Ricerca UniMoRe. Parte degli effetti del linfoma di Hodgkin possono essere evitati

Attraverso la ricerca UniMoRe del professor Massimo Federico si è dimostrato che molti pazienti affetti da Linfoma di Hodgkin possono evitare i gravi effetti collaterali di alcuni regimi di chemioterapia, grazie all'uso della PET-TAC

UniMoRe conquista un altro importante risultato nella ricerca europea, con lo studio RATHL, coordinato dal prof. Massimo Federico dell'Università degli Studi di Modena e Reggio Emilia, attraverso il quale è stato evidenziato che molti pazienti affetti da Linfoma di Hodgkin possono evitare, almeno in parte, i gravi effetti collaterali di alcuni regimi di chemioterapia, grazie all’uso della PET–TAC, Tomografia ad Emissione di Positroni associata a una Tomografia Assiale Computerizzata.

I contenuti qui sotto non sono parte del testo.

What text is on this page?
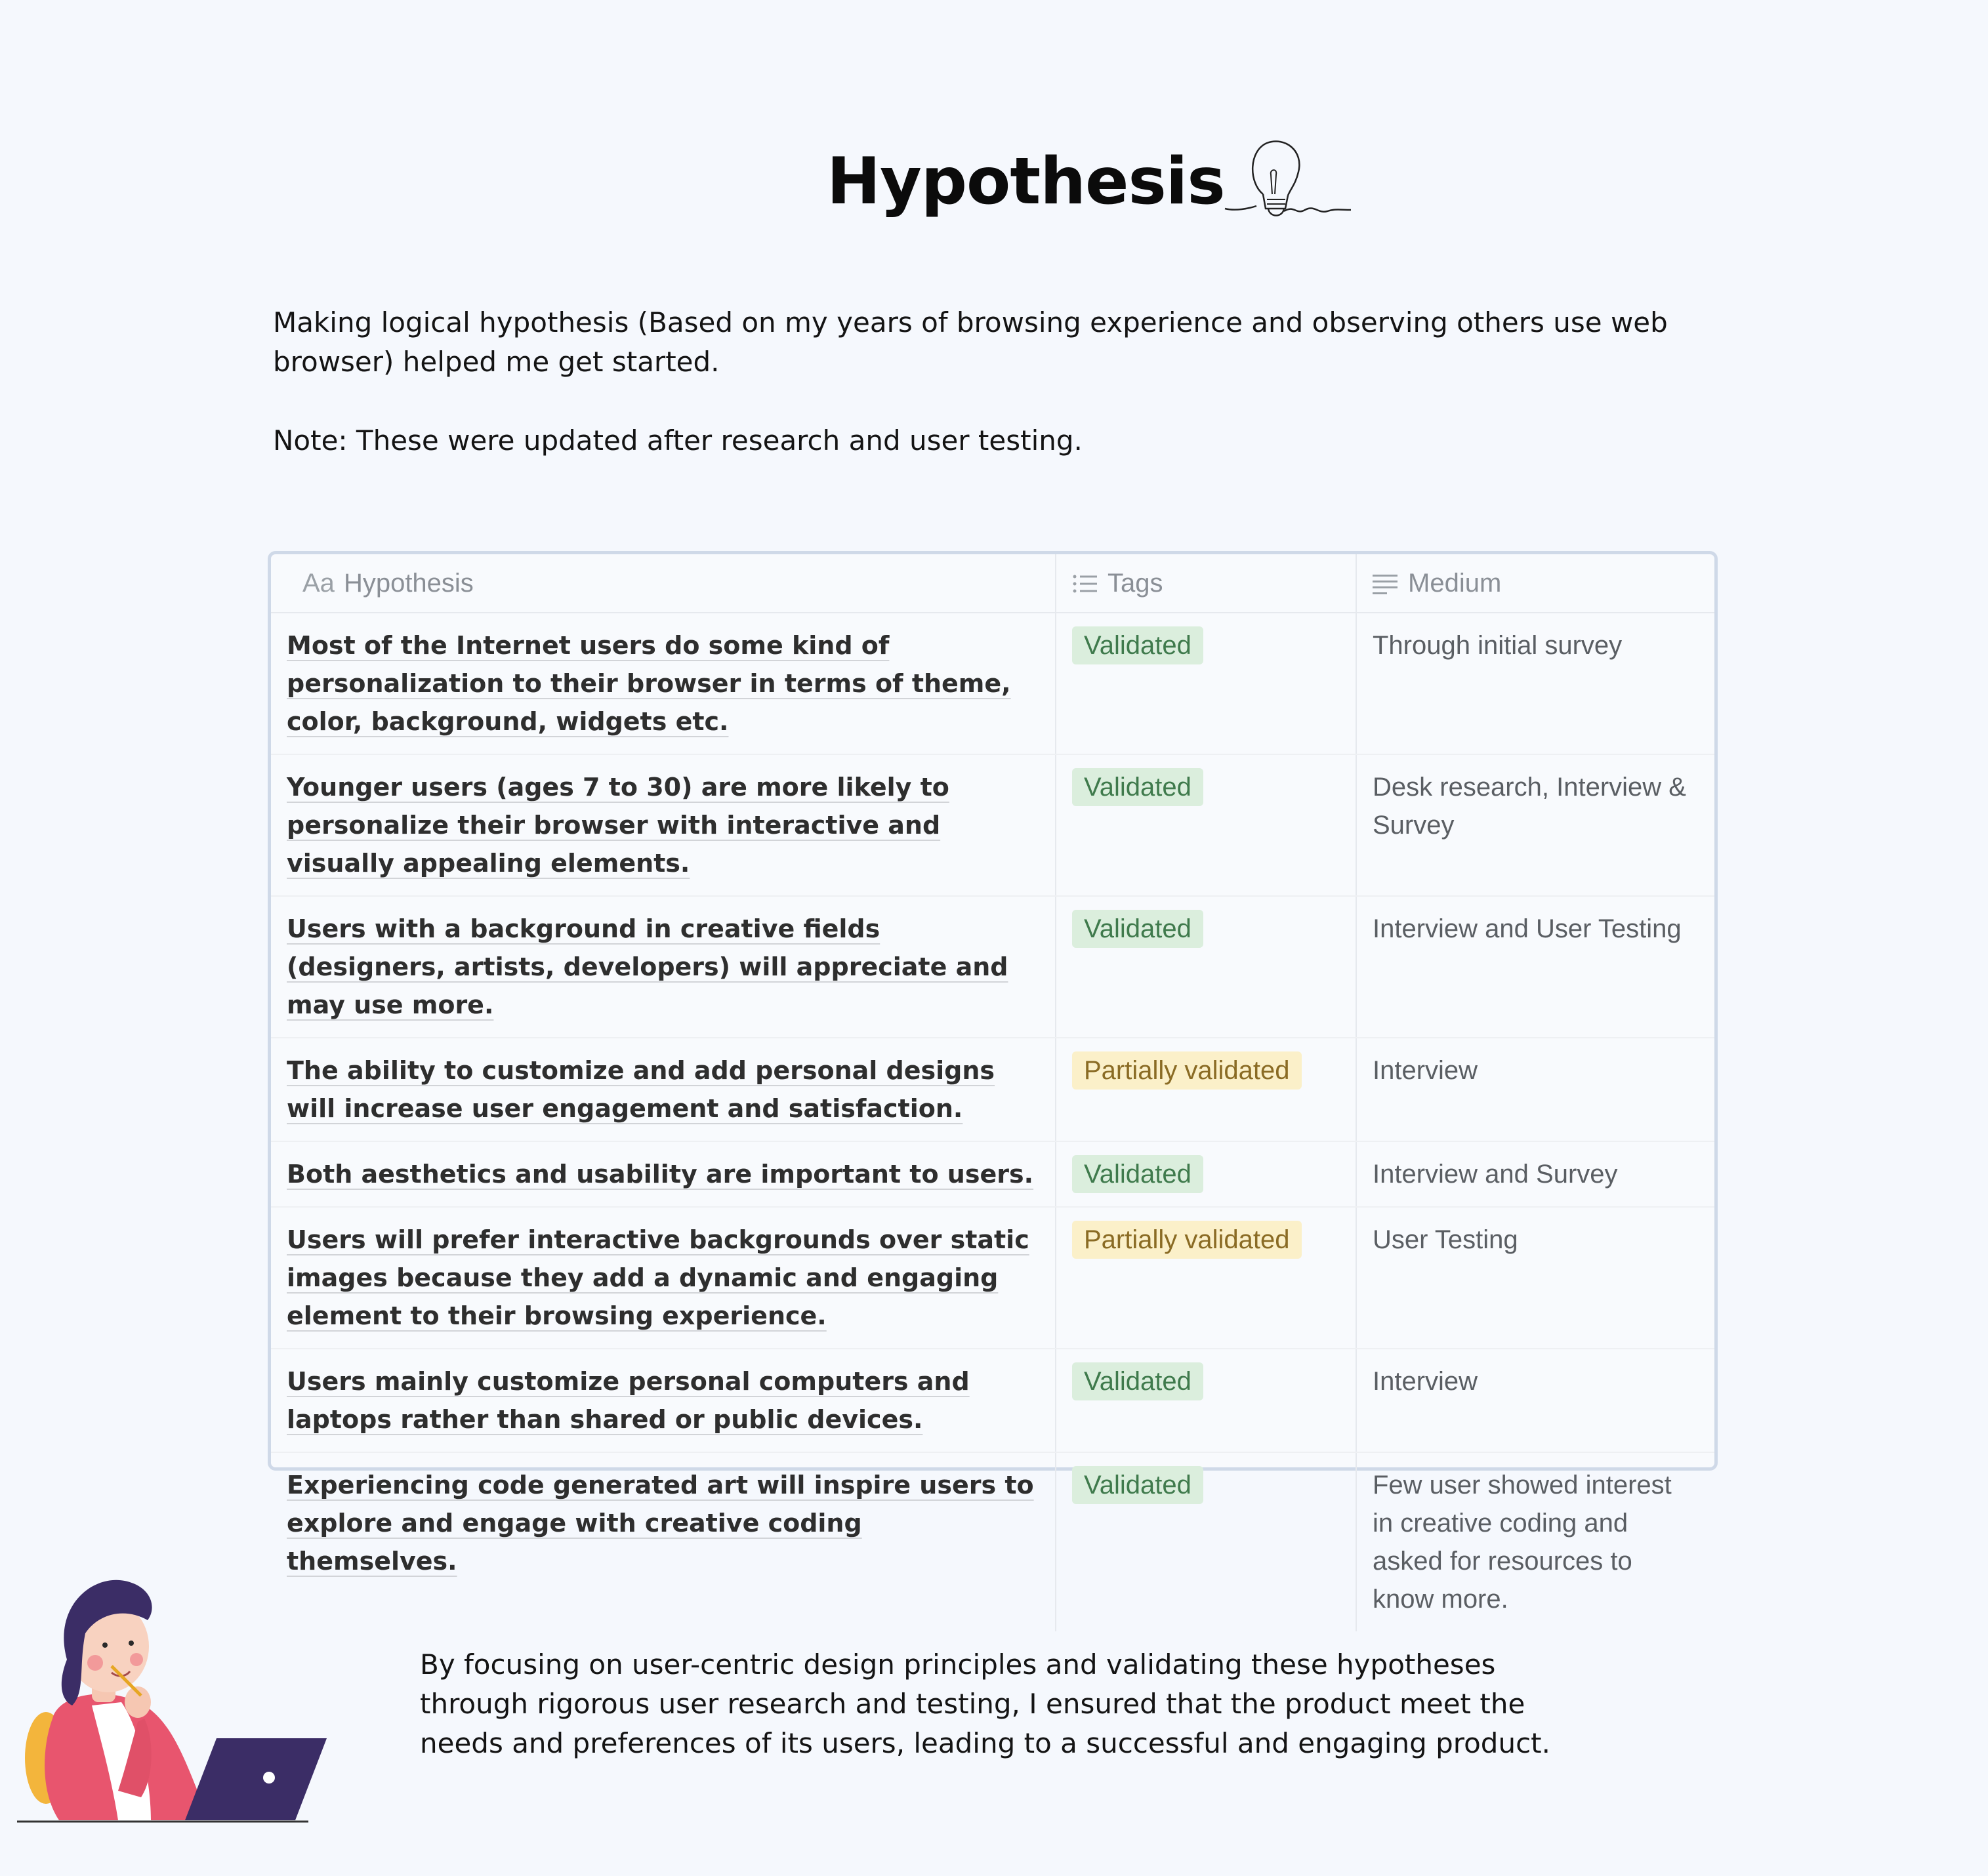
Hypothesis

Making logical hypothesis (Based on my years of browsing experience and observing others use web browser) helped me get started.

Note: These were updated after research and user testing.

Aa Hypothesis	Tags	Medium
Most of the Internet users do some kind of personalization to their browser in terms of theme, color, background, widgets etc.	Validated	Through initial survey
Younger users (ages 7 to 30) are more likely to personalize their browser with interactive and visually appealing elements.	Validated	Desk research, Interview & Survey
Users with a background in creative fields (designers, artists, developers) will appreciate and may use more.	Validated	Interview and User Testing
The ability to customize and add personal designs will increase user engagement and satisfaction.	Partially validated	Interview
Both aesthetics and usability are important to users.	Validated	Interview and Survey
Users will prefer interactive backgrounds over static images because they add a dynamic and engaging element to their browsing experience.	Partially validated	User Testing
Users mainly customize personal computers and laptops rather than shared or public devices.	Validated	Interview
Experiencing code generated art will inspire users to explore and engage with creative coding themselves.	Validated	Few user showed interest in creative coding and asked for resources to know more.

By focusing on user-centric design principles and validating these hypotheses through rigorous user research and testing, I ensured that the product meet the needs and preferences of its users, leading to a successful and engaging product.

Si tratta di un'apparecchiatura a tecnologia avanzata che è in grado di predire se un trattamento è efficace oppure no. Lo studio è stato appena pubblicato sula prestigiosa rivista New England Journal of Medicine. Lo studio è stato condotto  su più di 1.200 pazienti con linfoma di Hodgkin avanzato, sottoponendoli ad un esame PET/TAC, un test per immagini che, grazie alla somministrazione di piccole quantità di glucosio radioattivo, permette di evidenziare le zone colpite dal linfoma, dove questa sostanza si accumula.

Il professor Massimo Federico riferisce: “Siamo riconoscenti per la fiducia che ci hanno concesso i nostri pazienti acconsentendo a partecipare a questo ampio studio, scientificamente rigoroso e costantemente monitorato, mirato a massimizzare la efficacia delle cure con il minimo di tossicità possibile. L’esame PET-2 ci ha permesso di identificare i pazienti con una probabilità di guarigione considerevolmente alta (97% a 3 anni). Questo studio ha dimostrato che possiamo personalizzare la terapia, risparmiando a molti pazienti la tossicità polmonare causata da una continua esposizione alla bleomicina, oltre a ridurre ulteriormente il rischio di infertilità conseguente all’esposizione a chemioterapia intensiva."

Lo studio è stato finanziato dalla Cancer Research UK, dal Gruppo Australiano/Neozelandese per la lotta alle Leucemie e i Linfomi (ALLG) ed, in Italia, dalla Associazione Angela Serra per la Ricerca sul Cancro. Grazie a questa sperimentazione si è dimostrato che i pazienti che proseguivano il trattamento senza bleomicina avevano le stesse percentuali di guarigione di quelli che ricevevano lo stesso trattamento usato inizialmente.  

"Questo approccio - ha spiegato il professor Federico - associato ad una ridotta necessità di trattamento radioterapico in combinazione con la chemioterapia, riduce in maniera sostanziale i danni ai tessuti sani del paziente e il rischio di seconde neoplasie, altro grave effetto indesiderato di alcuni trattamenti chemioterapici. Dall’altra parte, il persistere di anomalie alla PET-2 ha permesso di identificare quella piccola popolazione di pazienti (circa il 15%) nei quali la malattia è più aggressiva e che necessitano di chemioterapia intensificata“.